Last Tuesday, November 2nd, many voters also tuned out Obama and the Democrats.

The House of Representatives passed into Republican hands. The Senate stayed with the Democrats. Harry Reid, leader of a much-reduced Democratic majority, retained his Nevada seat—beating out Tea Party Republican Sharron Angle thanks to the Latino vote.

While new Hispanic Republican candidates emerged triumphant last week, the question that needs to be asked is: how much support did they obtain from Hispanic voters?

With the exception of Marco Rubio, in Florida, the Republicans elected in statewide races—Brian Sandoval for governor of Nevada and Susana Martínez for governor of New Mexico—didn’t win over an exceptional percentage of Latino voters.

Rubio, a Tea Party favorite, did win the Latino vote in his U.S. Senate race in Florida. But the Latino vote in that state is different from the rest of the country. The Cuban vote is concentrated in South Florida. In 2008, 40% of these voters favored Obama, but this time they were energized by disgust with the administration’s policies and by Rubio’s presence on the ballot. Indeed, the Florida gubernatorial race was won by Rick Scott, a Republican who took a hard line on immigration—but who the Democrats took on timidly, at best, on the issue.  
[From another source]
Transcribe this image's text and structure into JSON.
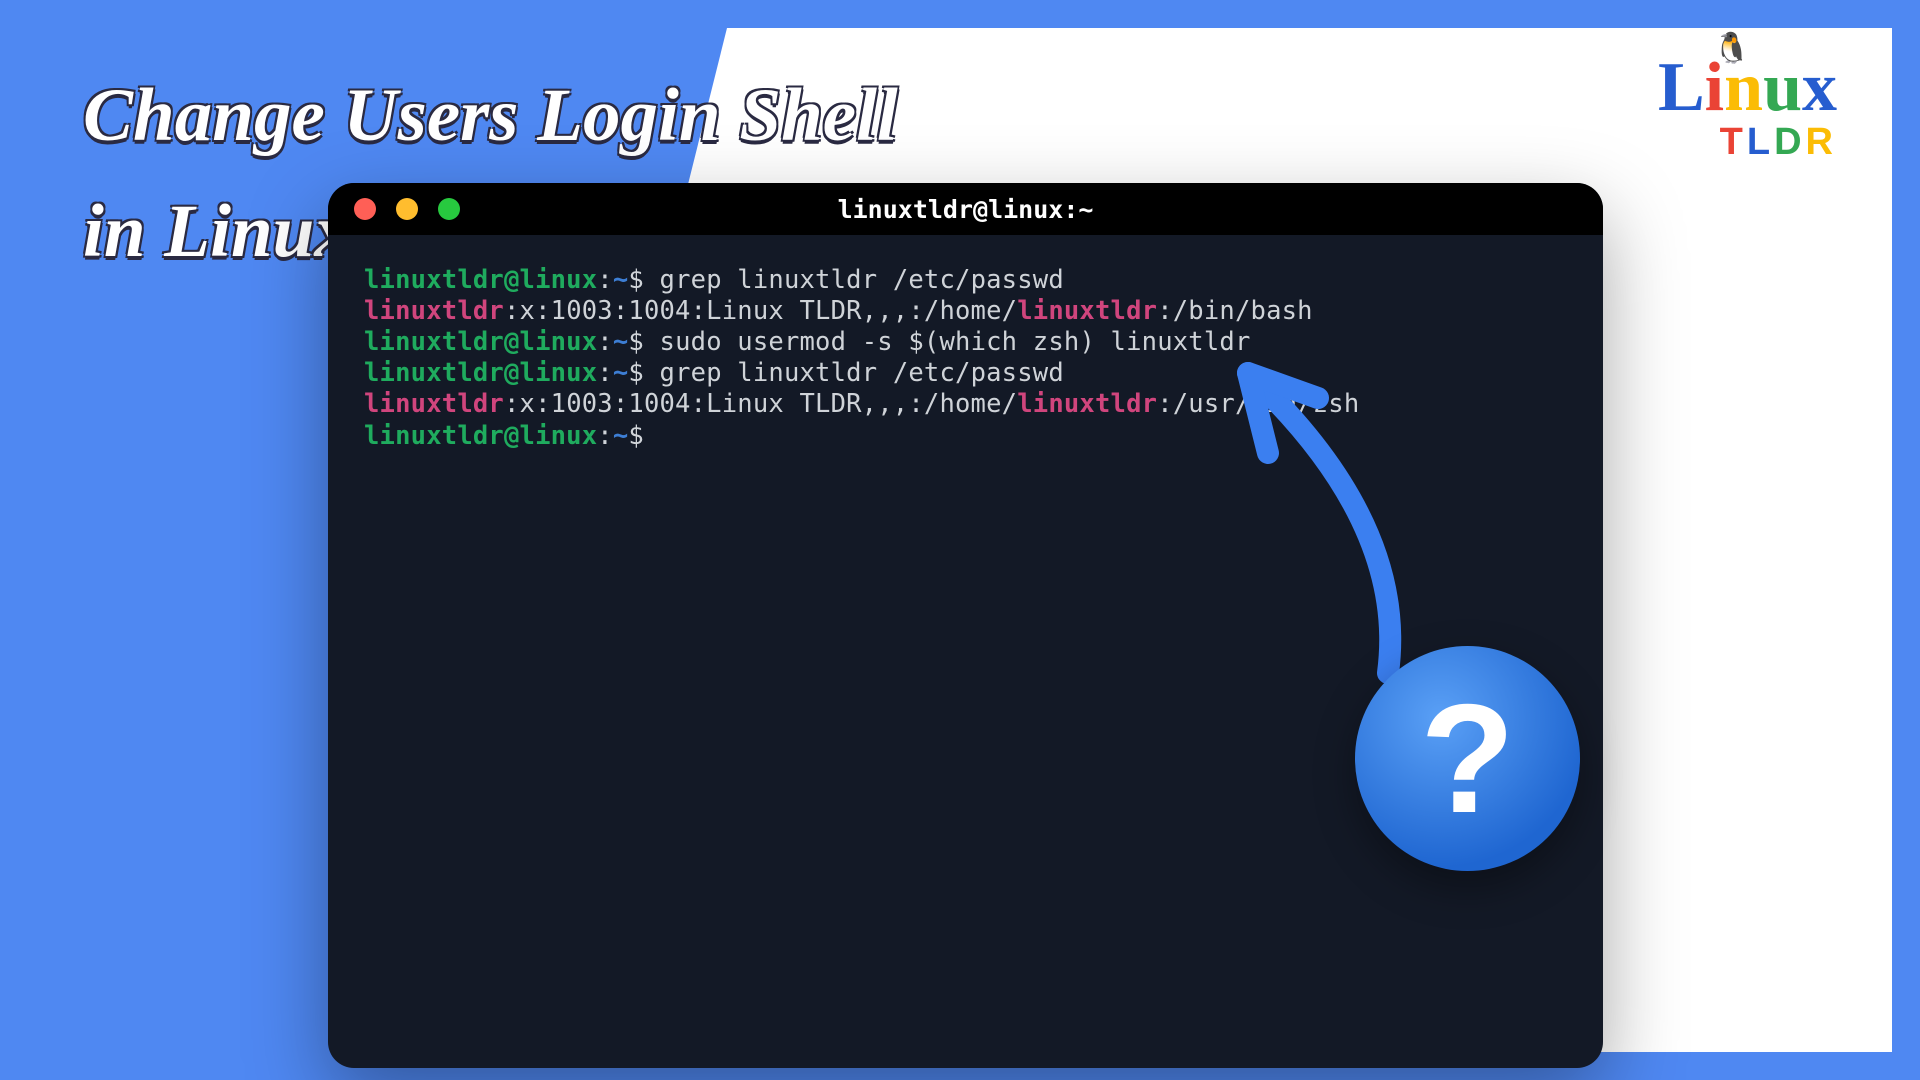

This race has national implications for the Democrats—and not least for the reelection prospects of Obama himself, whose triumph in Florida in 2008, propelled by the Latino vote, helped him win the White House. In the two years until the election, a lot depends on who the Republican candidate for the presidency will be—but Florida is a key swing state, and Democrats need to start putting together strategies to recapture Latino voters’ affection.